Author: Lance Milton

Amy's View, in my view, epitomizes the writing of Sir David Hare, which is consistently edgy, cynical of the development in British culture and tackles real life at a level that is primal to all of us, making all of his writing both for film and the stage surprisingly and instantly accessible.

John Garland’s production capitalised on a talented cast to make the best of the exceptional and moving material provided by the author. From the outset we, the audience, became quickly invested in the characters as the contrast and colour delivered by each player was resolute and devoted. Complimented by a fabulous full stage set, era accurate costumes, hair and makeup; and technical support that were ostensibly flawless, the cast had the seamless provision to submerge their audience in the dark and uncomfortable themes.

Amy, played with unswerving conviction by Anna Steddon, is torn between loyalties to her capricious celebrity actress mother Evelyn, delivered with aplomb by the engaging Anita Shipton; and her boyfriend, latterly to become domineering misogynist  husband, Dominic who, dare I suggest, may have a soupçon of basis on Hare himself and was nicely delivered by Dan Dryer. The struggle and contempt between the pair cause evanescence in Amy’s natural positivity. Yet supported by her grandmother Esme, beautifully portrayed by Sarah London, Amy continues to play the protagonist between them. Despite becoming temporarily estranged from her mother, Amy still returns and tries to help Evelyn escape the debt and mischief caused by Frank, played very naturally by David Peaty, her second husband and flawed financial advisor.

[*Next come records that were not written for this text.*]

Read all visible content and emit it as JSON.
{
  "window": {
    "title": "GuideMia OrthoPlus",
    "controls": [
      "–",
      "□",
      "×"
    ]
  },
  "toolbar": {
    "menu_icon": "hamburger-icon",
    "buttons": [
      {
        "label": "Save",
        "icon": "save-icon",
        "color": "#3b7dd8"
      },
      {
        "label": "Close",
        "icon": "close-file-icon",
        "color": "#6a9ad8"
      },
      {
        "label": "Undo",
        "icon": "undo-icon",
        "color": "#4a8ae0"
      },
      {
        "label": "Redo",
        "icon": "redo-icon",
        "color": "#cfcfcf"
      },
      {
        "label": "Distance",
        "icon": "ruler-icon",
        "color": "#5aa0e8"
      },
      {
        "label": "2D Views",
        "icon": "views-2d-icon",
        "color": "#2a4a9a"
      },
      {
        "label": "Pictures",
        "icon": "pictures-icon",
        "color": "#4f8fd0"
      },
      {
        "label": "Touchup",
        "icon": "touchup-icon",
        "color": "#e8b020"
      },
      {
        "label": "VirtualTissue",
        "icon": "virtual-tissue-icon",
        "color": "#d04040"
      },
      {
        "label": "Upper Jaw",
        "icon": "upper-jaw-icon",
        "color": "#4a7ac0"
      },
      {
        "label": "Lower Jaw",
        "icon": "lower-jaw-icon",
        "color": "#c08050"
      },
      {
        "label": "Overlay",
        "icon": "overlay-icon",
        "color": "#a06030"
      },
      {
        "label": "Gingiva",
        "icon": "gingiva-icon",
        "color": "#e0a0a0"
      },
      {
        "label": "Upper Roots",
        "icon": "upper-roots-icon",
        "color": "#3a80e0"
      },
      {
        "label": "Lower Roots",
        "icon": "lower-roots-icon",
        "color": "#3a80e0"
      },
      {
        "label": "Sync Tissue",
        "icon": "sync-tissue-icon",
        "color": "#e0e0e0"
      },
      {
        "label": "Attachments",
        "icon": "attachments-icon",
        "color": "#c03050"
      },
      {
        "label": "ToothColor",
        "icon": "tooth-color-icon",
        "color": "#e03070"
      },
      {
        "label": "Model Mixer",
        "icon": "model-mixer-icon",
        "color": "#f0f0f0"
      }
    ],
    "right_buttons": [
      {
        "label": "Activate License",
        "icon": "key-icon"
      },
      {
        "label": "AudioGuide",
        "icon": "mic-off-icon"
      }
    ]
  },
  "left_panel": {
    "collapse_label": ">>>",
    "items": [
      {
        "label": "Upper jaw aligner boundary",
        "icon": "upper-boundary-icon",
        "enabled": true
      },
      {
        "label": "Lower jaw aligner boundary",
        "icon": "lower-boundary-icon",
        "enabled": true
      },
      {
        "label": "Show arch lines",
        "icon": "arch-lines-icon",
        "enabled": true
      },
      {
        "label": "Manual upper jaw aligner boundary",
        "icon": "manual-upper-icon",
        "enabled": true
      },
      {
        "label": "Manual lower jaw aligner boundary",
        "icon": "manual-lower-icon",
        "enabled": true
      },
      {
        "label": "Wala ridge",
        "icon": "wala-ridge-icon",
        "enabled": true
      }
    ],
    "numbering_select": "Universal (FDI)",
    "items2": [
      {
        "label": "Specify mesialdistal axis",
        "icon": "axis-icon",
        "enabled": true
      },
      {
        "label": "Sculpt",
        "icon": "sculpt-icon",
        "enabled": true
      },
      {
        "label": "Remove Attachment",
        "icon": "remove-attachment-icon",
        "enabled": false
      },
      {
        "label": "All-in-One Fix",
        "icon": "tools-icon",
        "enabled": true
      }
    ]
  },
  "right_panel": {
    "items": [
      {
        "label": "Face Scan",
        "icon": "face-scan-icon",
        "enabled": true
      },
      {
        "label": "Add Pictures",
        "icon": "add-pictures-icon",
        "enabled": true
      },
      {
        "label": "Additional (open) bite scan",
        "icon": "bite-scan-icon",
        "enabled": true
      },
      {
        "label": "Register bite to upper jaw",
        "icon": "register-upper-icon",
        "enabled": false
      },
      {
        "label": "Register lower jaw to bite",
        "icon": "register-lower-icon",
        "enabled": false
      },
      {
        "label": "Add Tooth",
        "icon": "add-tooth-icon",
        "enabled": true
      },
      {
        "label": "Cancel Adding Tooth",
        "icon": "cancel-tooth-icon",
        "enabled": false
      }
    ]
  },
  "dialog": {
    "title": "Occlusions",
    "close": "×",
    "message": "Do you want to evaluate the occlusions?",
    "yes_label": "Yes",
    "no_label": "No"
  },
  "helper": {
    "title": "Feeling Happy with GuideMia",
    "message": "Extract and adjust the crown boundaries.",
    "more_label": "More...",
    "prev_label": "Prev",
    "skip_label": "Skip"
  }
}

At the culmination we see the feuding pair ultimately find the potential beginnings of some common ground in the loss of Amy in a final scene deftly interspersed with veracity by young actor Toby, pleasantly delivered by Maurice Humphrys. However, I love the fact that the author does not confirm this and neither did the fabulous Wick Players, leaving it to our own interpretation. In Hare’s own words ‘Sudden resolutions, like the sudden rise of mercury in a barometer, indicate little else than the variability of the weather.’